Scalia wasn’t the only conservative justice despondent over how unfair Section 5 is to the South. Chief Justice John Roberts, arguing that voter registration and participation of black voters is higher in Mississippi than Massachusetts, asked Solicitor General Donald B Verrilli Jr., who was defending the law, “Is it the government’s submission that the citizens of the South are more racist than the citizens of the North?”

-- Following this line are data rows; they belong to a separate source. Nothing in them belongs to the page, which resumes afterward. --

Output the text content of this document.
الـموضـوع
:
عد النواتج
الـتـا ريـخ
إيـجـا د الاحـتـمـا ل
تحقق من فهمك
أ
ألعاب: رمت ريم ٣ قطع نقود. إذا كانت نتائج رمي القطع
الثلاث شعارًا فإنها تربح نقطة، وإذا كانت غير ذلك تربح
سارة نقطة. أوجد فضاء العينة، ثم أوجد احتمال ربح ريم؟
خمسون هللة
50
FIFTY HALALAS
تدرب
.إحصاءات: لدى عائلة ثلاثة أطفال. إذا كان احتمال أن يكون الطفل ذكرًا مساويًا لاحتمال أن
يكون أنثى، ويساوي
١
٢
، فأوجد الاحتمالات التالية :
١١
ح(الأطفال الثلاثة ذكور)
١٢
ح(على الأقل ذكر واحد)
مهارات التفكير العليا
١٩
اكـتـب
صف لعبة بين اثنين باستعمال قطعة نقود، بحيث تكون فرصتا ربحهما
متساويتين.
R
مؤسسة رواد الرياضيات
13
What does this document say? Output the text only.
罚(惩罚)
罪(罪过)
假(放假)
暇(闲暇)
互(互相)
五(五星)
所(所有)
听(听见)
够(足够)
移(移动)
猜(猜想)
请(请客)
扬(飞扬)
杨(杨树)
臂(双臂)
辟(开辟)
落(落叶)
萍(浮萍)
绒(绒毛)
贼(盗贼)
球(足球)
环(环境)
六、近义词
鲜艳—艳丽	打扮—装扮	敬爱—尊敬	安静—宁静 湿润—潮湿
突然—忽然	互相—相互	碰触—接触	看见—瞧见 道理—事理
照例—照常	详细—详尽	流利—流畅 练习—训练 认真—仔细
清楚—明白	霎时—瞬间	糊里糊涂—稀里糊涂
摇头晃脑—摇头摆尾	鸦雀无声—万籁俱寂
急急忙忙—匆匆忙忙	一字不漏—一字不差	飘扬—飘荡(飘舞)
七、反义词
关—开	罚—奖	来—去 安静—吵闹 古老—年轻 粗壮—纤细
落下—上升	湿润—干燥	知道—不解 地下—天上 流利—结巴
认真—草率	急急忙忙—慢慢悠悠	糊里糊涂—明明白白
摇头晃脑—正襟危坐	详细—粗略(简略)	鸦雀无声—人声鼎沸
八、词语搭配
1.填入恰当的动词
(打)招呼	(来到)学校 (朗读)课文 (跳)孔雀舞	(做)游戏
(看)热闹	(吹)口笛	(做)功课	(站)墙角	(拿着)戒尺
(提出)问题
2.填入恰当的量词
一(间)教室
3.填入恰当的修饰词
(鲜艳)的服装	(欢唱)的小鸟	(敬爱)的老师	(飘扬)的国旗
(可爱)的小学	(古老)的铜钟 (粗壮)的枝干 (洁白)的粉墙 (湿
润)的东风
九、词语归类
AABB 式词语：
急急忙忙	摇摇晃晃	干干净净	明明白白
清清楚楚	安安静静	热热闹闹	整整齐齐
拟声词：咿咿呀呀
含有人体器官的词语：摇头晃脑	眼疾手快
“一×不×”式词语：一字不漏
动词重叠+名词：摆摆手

Verrilli awkwardly cleared his throat and said no. Being from the South doesn’t mean a person is racist, and being from the North doesn’t mean a person isn’t. The notion that the South is more racist than the North might seem intuitive, though, given the hundreds of years of an economy based on the forced labor of enslaved blacks, the instigation of a bloody civil war fought over the right to own black people as property, decades of near slavery and apartheid following emancipation, and the fact that a massive effort by the federal government and several constitutional amendments were just required to ensure black Americans’ basic rights. But when Congress reauthorized the Voting Rights Act—and Section 5—in 2006, it wasn’t measuring anything so abstract as racism. It was looking at whether or not the states covered by Section 5 still sought, in less explicit ways than in the days of poll taxes and grandfather clauses, to abridge the right to vote on the basis of race.
“Of course [Section 5] was aimed at states,” said Justice Stephen Breyer, a member of the liberal bloc. “What do you think the Civil War was about?” This crowd? States rights, probably. “It’s an old disease; it’s gotten better,” Breyer said, “but it’s still there.”
Almost ignored by the justices, however, was that the Voting Rights Act has a provision that allows states to “bail out” of Section 5 coverage if they go a long time without proposing discriminatory voting changes. Almost 200 jurisdictions have bailed out of Section 5 since 1982, at a cost of about $5,000 each. Shelby County, Alabama, can’t do that, though, because in 2006 local officials redistricted the only black lawmaker in the city of Calera out of his seat.
Scalia worried that Section 5, and its unjustifiable discrimination against states, would continue in “perpetuity.” But with the bailout provision, it’s a relatively simply matter to escape the Section 5. To quote Roberts in a case striking down a school integration program, “the way to stop discrimination on the basis of race is to stop discriminating on the basis of race.”
Maybe instead of trying to gut the Voting Rights Act, Shelby County should try that.